La présence d'une odeur n'indique cependant pas nécessairement un risque pour la santé. « Certaines substances très odorantes sont inoffensives, tandis que certaines substances extrêmement toxiques sont complètement inodores », explique Annelie. « Si un matériau sent effectivement mauvais, il est intéressant d'essayer de découvrir quelle substance est à l'origine de cette odeur. » Mais qui décide si une odeur est bonne ou mauvaise ? « L'odorat est subjectif », déclare Hanna. « Par conséquent, une certaine odeur est acceptable. Cependant, elle ne doit jamais distraire le conducteur, ni influer négativement sur l'expérience globale de conduite. »

Nous entendons souvent dire que les différentes odeurs peuvent altérer notre humeur et affecter la manière dont nous percevons les choses. Qu'en pensent Annelie et Hanna en leur qualité d'expertes ? « Je suis absolument convaincue que l'odeur influence fortement notre bien-être où que l'on se trouve, et pas seulement à l'intérieur d'une voiture », affirme Annelie. « Les associations d'idées, vos attentes, et même votre humeur du jour peuvent être influencées une certaine odeur. « C'est pourquoi il est si important que la qualité de l'air intérieur soit à la hauteur de la qualité globale de nos voitures. »

Résoudre le problème

Comme vous pouvez l'imaginer concernant un domaine aussi important et sensible, les critères de contrôle de la qualité de l'air respectés par l'Équipe de test de la qualité de l'air sont effectivement très rigoureux. Que se passe-t-il alors si un produit ne répond pas aux exigences strictes de Volvo Cars ? « Il est parfois possible de modifier les matériaux ou le procédé de fabrication pour contribuer à réduire les émissions, mais vous devez parfois changer complètement de solution de conception. Puis les essais reprennent alors du début. » Ce travail peut sembler très lourd, mais Annelie et Hanna s'accordent à dire que cette tâche est gratifiante, en particulier quand leur apport influence un concept ou contribue donner une nouvelle orientation intéressante à un projet.

Sur la route du succès.

Que nous réserve le futur ?

Dans un monde de plus en plus pollué, le travail conduit par des experts tels que l'Équipe de test de la qualité de l'air intérieur de Volvo Cars ne peut que gagner en importance et leurs connaissances prendre de la valeur. Qu'attendent-elles de l'avenir en matière de qualité de l'air de nos voitures ?

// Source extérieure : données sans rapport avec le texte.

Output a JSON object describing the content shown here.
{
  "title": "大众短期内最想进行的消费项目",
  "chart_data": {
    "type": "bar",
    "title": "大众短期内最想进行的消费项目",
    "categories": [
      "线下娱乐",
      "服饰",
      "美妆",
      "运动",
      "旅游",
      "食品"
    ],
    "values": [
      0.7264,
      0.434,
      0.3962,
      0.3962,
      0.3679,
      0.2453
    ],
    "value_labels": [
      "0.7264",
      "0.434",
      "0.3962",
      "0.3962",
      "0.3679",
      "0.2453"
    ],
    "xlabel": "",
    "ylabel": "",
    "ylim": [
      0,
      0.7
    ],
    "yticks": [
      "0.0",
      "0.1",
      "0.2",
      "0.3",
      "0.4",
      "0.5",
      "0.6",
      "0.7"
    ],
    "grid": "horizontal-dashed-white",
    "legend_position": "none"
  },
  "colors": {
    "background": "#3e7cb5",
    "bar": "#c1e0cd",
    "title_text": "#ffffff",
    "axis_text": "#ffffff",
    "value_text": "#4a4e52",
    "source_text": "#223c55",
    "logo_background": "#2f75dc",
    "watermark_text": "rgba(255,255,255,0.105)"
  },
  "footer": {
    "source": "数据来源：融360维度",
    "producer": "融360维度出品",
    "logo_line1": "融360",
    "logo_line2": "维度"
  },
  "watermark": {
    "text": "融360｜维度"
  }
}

« Nous pensons que davantage de matériaux recyclés et de faible poids feront leur apparition. » Notre souci est cependant de veiller à ce que seuls les meilleurs matériaux soient utilisés à l'intérieur des voitures Volvo. »

Par conséquent, la prochaine fois que vous entrerez dans votre voiture, prenez un moment, prenez une grande inspiration et appréciez l'un des luxes insoupçonnés de la vie : un air frais et sain.